A Hyperstar would give you very fast optics and is within your budget. It would give you a focal length of 684mm which would be somewhat more manageable. But for long-exposure AP purposes your mount would still be grossly overloaded so you may still find the whole thing frustrating. The image circle of the C14's Hyperstar is smaller than is your 6D's sensor so vignetting would be a pretty significant problem. But because the Hyperstar's cost is about $600 under your $2000 budget you could still buy a more suitable camera to use but your mount would still be overloaded for AP purposes.
Something like the 8" TPO Ritchey-Chretien (Astronomics sells one for $1400) comes to mind. You get a 16.4 pound instrument with a 1.6 meter focal length so your mount will handle it well. The focal length can give you enough image scale so that you may get some of the details you want. But at that focal length you may be significantly affected by atmospheric turbulence and tracking can also be challenging. But you can probably handle the tracking pretty well if you get a good autoguider system.
I cannot find the image circle of the 8" RC and it would not at all surprise me if you found that your full-frame sensor is bigger than its image circle so vignetting could be a significant issue.
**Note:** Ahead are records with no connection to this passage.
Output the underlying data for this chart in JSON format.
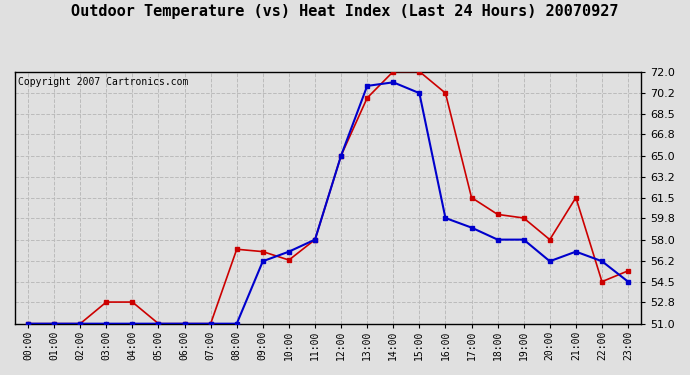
{
  "title": "Outdoor Temperature (vs) Heat Index (Last 24 Hours) 20070927",
  "copyright": "Copyright 2007 Cartronics.com",
  "hours": [
    "00:00",
    "01:00",
    "02:00",
    "03:00",
    "04:00",
    "05:00",
    "06:00",
    "07:00",
    "08:00",
    "09:00",
    "10:00",
    "11:00",
    "12:00",
    "13:00",
    "14:00",
    "15:00",
    "16:00",
    "17:00",
    "18:00",
    "19:00",
    "20:00",
    "21:00",
    "22:00",
    "23:00"
  ],
  "temp": [
    51.0,
    51.0,
    51.0,
    52.8,
    52.8,
    51.0,
    51.0,
    51.0,
    57.2,
    57.0,
    56.3,
    58.0,
    65.0,
    69.8,
    72.0,
    72.0,
    70.2,
    61.5,
    60.1,
    59.8,
    58.0,
    61.5,
    54.5,
    55.4
  ],
  "heat_index": [
    51.0,
    51.0,
    51.0,
    51.0,
    51.0,
    51.0,
    51.0,
    51.0,
    51.0,
    56.2,
    57.0,
    58.0,
    65.0,
    70.8,
    71.1,
    70.2,
    59.8,
    59.0,
    58.0,
    58.0,
    56.2,
    57.0,
    56.2,
    54.5
  ],
  "ylim": [
    51.0,
    72.0
  ],
  "yticks": [
    51.0,
    52.8,
    54.5,
    56.2,
    58.0,
    59.8,
    61.5,
    63.2,
    65.0,
    66.8,
    68.5,
    70.2,
    72.0
  ],
  "temp_color": "#cc0000",
  "heat_index_color": "#0000cc",
  "grid_color": "#bbbbbb",
  "bg_color": "#e0e0e0",
  "plot_bg_color": "#e0e0e0",
  "title_fontsize": 11,
  "copyright_fontsize": 7
}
But again, since the RC would be $600 under your budget you might be able to get a camera with a smaller sensor for this use. But since you would need an autoguider as well I'm concerned we'd blow your budget.
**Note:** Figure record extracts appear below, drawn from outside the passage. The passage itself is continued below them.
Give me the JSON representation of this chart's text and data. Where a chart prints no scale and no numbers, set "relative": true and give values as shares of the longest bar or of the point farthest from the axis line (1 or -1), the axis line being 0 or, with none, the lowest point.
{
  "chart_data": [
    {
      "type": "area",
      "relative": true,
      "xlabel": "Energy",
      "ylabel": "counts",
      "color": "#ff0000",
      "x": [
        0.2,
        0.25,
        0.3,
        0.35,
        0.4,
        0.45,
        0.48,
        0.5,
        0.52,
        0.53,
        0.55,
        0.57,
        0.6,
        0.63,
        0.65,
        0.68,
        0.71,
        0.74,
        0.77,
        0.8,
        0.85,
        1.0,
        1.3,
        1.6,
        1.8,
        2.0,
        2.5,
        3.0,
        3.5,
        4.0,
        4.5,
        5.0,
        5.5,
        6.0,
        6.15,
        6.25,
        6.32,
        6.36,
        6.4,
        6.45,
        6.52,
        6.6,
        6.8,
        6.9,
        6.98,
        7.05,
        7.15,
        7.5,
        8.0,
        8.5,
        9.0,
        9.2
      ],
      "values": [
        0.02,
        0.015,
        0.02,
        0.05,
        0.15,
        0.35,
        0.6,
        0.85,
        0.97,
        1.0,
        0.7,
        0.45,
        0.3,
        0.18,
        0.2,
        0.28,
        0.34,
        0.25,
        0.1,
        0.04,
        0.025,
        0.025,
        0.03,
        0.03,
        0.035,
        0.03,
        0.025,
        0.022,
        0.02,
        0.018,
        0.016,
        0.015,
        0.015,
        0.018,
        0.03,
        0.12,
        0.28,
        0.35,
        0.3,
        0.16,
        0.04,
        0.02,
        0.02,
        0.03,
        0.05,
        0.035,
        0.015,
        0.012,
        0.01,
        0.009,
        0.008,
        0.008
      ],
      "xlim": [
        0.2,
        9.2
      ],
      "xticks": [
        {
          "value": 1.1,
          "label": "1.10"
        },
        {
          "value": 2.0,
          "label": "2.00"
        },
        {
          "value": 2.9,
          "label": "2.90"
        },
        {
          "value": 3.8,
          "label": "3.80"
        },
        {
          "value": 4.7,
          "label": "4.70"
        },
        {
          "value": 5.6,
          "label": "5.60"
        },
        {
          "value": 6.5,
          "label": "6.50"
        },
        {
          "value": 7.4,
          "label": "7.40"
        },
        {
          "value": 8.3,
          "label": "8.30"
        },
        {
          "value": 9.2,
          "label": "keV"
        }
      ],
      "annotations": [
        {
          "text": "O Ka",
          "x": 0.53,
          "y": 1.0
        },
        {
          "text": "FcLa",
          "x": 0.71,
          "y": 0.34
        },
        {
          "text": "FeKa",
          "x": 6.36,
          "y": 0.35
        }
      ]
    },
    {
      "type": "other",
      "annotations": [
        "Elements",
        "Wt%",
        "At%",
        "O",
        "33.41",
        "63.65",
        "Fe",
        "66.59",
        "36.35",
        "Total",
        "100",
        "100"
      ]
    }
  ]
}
You can get a 102mm William Optics Gran Turismo for $1997. This gets you a scope with an image circle big enough for a full-frame sensor. You have a decent focal length of 703mm which means your imaging will be comparatively easy (not nearly as sensitive to tracking errors and atmospheric turbulence as a 1.6 meter focal length instrument). You do not have the same potential for capturing detail as if you were using the 8" RC, however, since both your aperture and your focal length are much less.
The GT-102 will have field curvature problems. They do include a matched flattener/reducer. I usually like this but since for cometary imaging purposes I would probably want the full 703mm focal length, I don't think I would want to use the flattener/reducer for most of your cometary work. William Optics does sell a field flattener (FF68II) which should work nicely and preserve the 703mm focal length but it does cost nearly $600?
If not wedded too strongly toward using the Canon 6D as your camera I think this is what I would do:
I would get an 8" Newtonian astrograph for $600 or less. Plenty light for your mount. Good aperture for potential resolution. The focal length is 800mm so you just might get enough detail to satisfy you. That leaves you plenty of money left over to get something like a cooled monochrome ASI1600 or the QHY163M. You can get later add narrow-band filters and such so that you can study the comets in various wavelengths. You will, of course, have to also get a corrector for that scope's aberrations.
Monochrome means better QE, better SNR, and more potential detail which are all pluses.
Even if one were to ignore all those pluses, for scientific purposes I consider monochrome to be far preferable. When using a color camera you are dealing with some form of the Bayer Matrix and you will be using a de-Bayering algorithm to reconstruct some of the detail lost by using a color sensor. This means that for fine detail you cannot be sure that the algorithm properly reconstructed the detail and you may be getting somewhat bad data - and that is a problem if your goal is science rather than making a pretty picture.
So I see quite a few options but for scientific purposes within your budget I prefer the 8" astrograph with the monochrome ASI1600 or the monochrome QHY163.
I'll be quite interested in seeing what you choose.
Edited by OleCuss, 07 December 2017 - 10:28 PM.